Ajoutons à cela la question de la réforme crypto de Trump qui est censée créer une demande pour les T-Bills mais qui est assez bloquée, il est donc difficile d'estimer où les choses vont. On peut aussi ajouter que la pente entre 2 et 10 ans n'est que de 45 points de base, faible en comparaison historique et adaptée à un monde où la croissance est lente. La révolution de l'IA est censée conduire à une croissance rapide mais aussi à une déflation persistante, il est donc difficile de dire à quoi devrait ressembler la courbe dans deux ou trois ans.
Où tout cela nous mène-t-il ? Tout d'abord, en termes d'économie américaine, le canal le plus immédiat est le marché immobilier. Le taux d'intérêt sur les hypothèques aux États-Unis découle des rendements de la partie longue et non du taux de la Fed, et par conséquent, la hausse des rendements se traduit presque immédiatement par un coût de financement plus élevé pour les acheteurs de logements.
Comme la plupart des hypothèques aux États-Unis sont à taux fixe, la pression ne pèse pas sur ceux qui possèdent déjà une maison mais sur les nouveaux acheteurs et sur la mobilité sur le marché, elle s'accumule donc lentement et régulièrement.
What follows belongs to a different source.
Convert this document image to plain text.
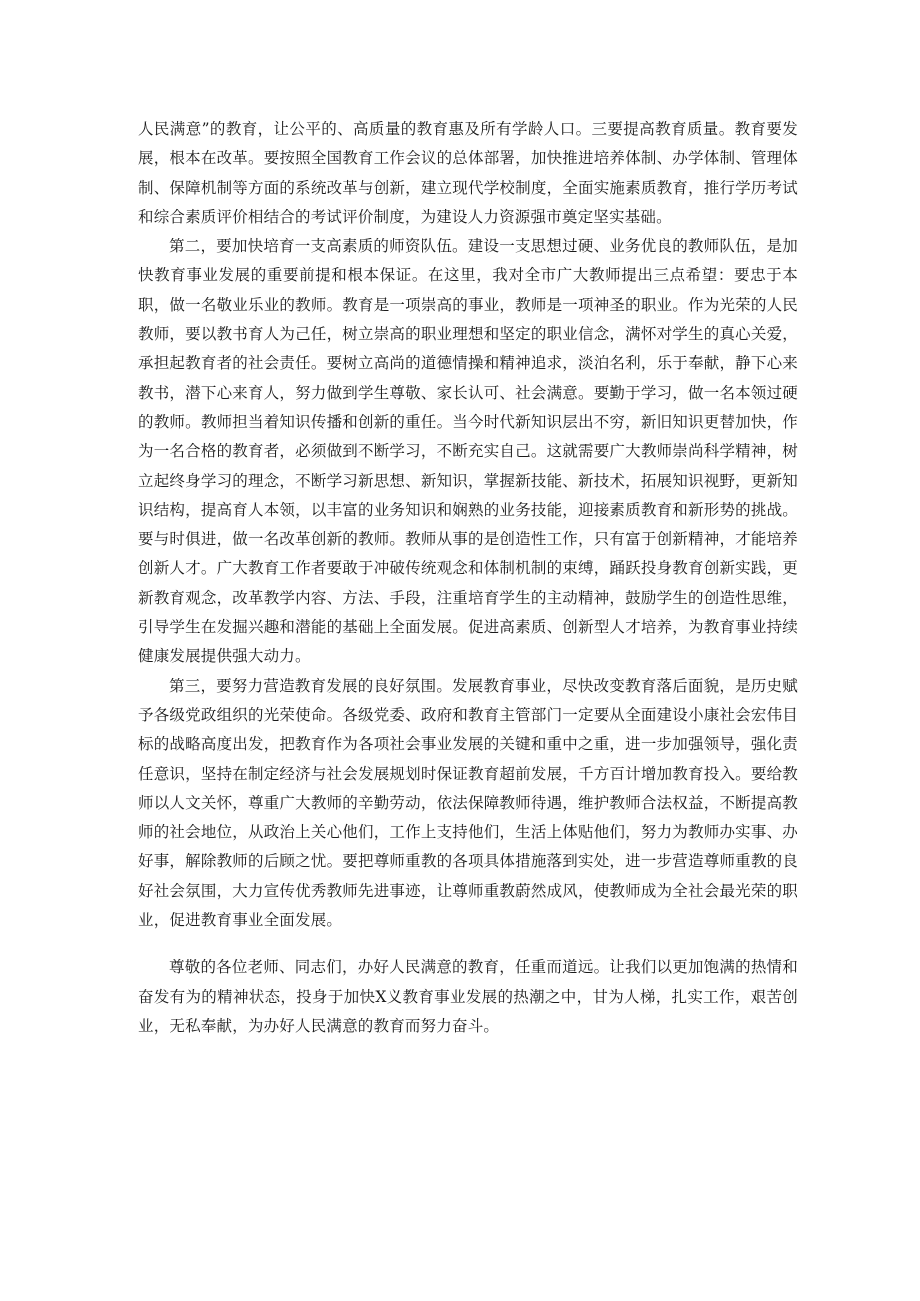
人民满意”的教育，让公平的、高质量的教育惠及所有学龄人口。三要提高教育质量。教育要发展，根本在改革。要按照全国教育工作会议的总体部署，加快推进培养体制、办学体制、管理体制、保障机制等方面的系统改革与创新，建立现代学校制度，全面实施素质教育，推行学历考试和综合素质评价相结合的考试评价制度，为建设人力资源强市奠定坚实基础。

第二，要加快培育一支高素质的师资队伍。建设一支思想过硬、业务优良的教师队伍，是加快教育事业发展的重要前提和根本保证。在这里，我对全市广大教师提出三点希望：要忠于本职，做一名敬业乐业的教师。教育是一项崇高的事业，教师是一项神圣的职业。作为光荣的人民教师，要以教书育人为己任，树立崇高的职业理想和坚定的职业信念，满怀对学生的真心关爱，承担起教育者的社会责任。要树立高尚的道德情操和精神追求，淡泊名利，乐于奉献，静下心来教书，潜下心来育人，努力做到学生尊敬、家长认可、社会满意。要勤于学习，做一名本领过硬的教师。教师担当着知识传播和创新的重任。当今时代新知识层出不穷，新旧知识更替加快，作为一名合格的教育者，必须做到不断学习，不断充实自己。这就需要广大教师崇尚科学精神，树立起终身学习的理念，不断学习新思想、新知识，掌握新技能、新技术，拓展知识视野，更新知识结构，提高育人本领，以丰富的业务知识和娴熟的业务技能，迎接素质教育和新形势的挑战。要与时俱进，做一名改革创新的教师。教师从事的是创造性工作，只有富于创新精神，才能培养创新人才。广大教育工作者要敢于冲破传统观念和体制机制的束缚，踊跃投身教育创新实践，更新教育观念，改革教学内容、方法、手段，注重培育学生的主动精神，鼓励学生的创造性思维，引导学生在发掘兴趣和潜能的基础上全面发展。促进高素质、创新型人才培养，为教育事业持续健康发展提供强大动力。

第三，要努力营造教育发展的良好氛围。发展教育事业，尽快改变教育落后面貌，是历史赋予各级党政组织的光荣使命。各级党委、政府和教育主管部门一定要从全面建设小康社会宏伟目标的战略高度出发，把教育作为各项社会事业发展的关键和重中之重，进一步加强领导，强化责任意识，坚持在制定经济与社会发展规划时保证教育超前发展，千方百计增加教育投入。要给教师以人文关怀，尊重广大教师的辛勤劳动，依法保障教师待遇，维护教师合法权益，不断提高教师的社会地位，从政治上关心他们，工作上支持他们，生活上体贴他们，努力为教师办实事、办好事，解除教师的后顾之忧。要把尊师重教的各项具体措施落到实处，进一步营造尊师重教的良好社会氛围，大力宣传优秀教师先进事迹，让尊师重教蔚然成风，使教师成为全社会最光荣的职业，促进教育事业全面发展。

尊敬的各位老师、同志们，办好人民满意的教育，任重而道远。让我们以更加饱满的热情和奋发有为的精神状态，投身于加快X义教育事业发展的热潮之中，甘为人梯，扎实工作，艰苦创业，无私奉献，为办好人民满意的教育而努力奋斗。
La même logique s'applique à l'administration elle-même, car tout transfert de collecte de fonds de l'extrémité courte vers l'extrémité longue fixe le coût de la dette aux niveaux les plus élevés depuis 2001 pour les décennies à venir.
Sur les marchés financiers, l'impact passe par les multiples. Un rendement sans risque de 5,27 % pour une échéance de 30 ans augmente la prime de risque que les investisseurs doivent exiger sur les actifs risqués et le fardeau, principalement pour les entreprises dont la valeur repose sur des flux de trésorerie lointains. Cela ne signifie pas que les prix des actions doivent baisser, mais cela signifie qu'il leur est plus difficile de monter et que la marge d'erreur dans la tarification se réduit. En Israël, l'impact devrait se concentrer sur la partie longue de la courbe.
Historiquement, les rendements américains ont un impact matériel sur les échéances longues sur le marché local, tandis que la partie courte découle principalement de la politique de la Banque d'Israël. Par conséquent, même si les attentes de nouvelles baisses des taux d'intérêt en Israël se réalisent pleinement, elles réduiront principalement les rendements à court terme, tandis que les rendements à long terme resteront liés à ce qui se passe à Washington et à Tokyo.
Comme jusqu'à présent l'écart entre les États-Unis et Israël s'est creusé, il sera difficile pour ceux qui allongent la duration en Israël d'expliquer exactement pour quoi ils reçoivent une compensation, surtout lorsque l'éléphant du problème budgétaire dans le contexte des besoins de sécurité bouge sans repos dans la pièce. Conformément à tout cela, nous continuons à privilégier le portefeuille à duration moyenne-courte dans le portefeuille obligataire et ne voyons pas de raison suffisamment valable pour l'allonger.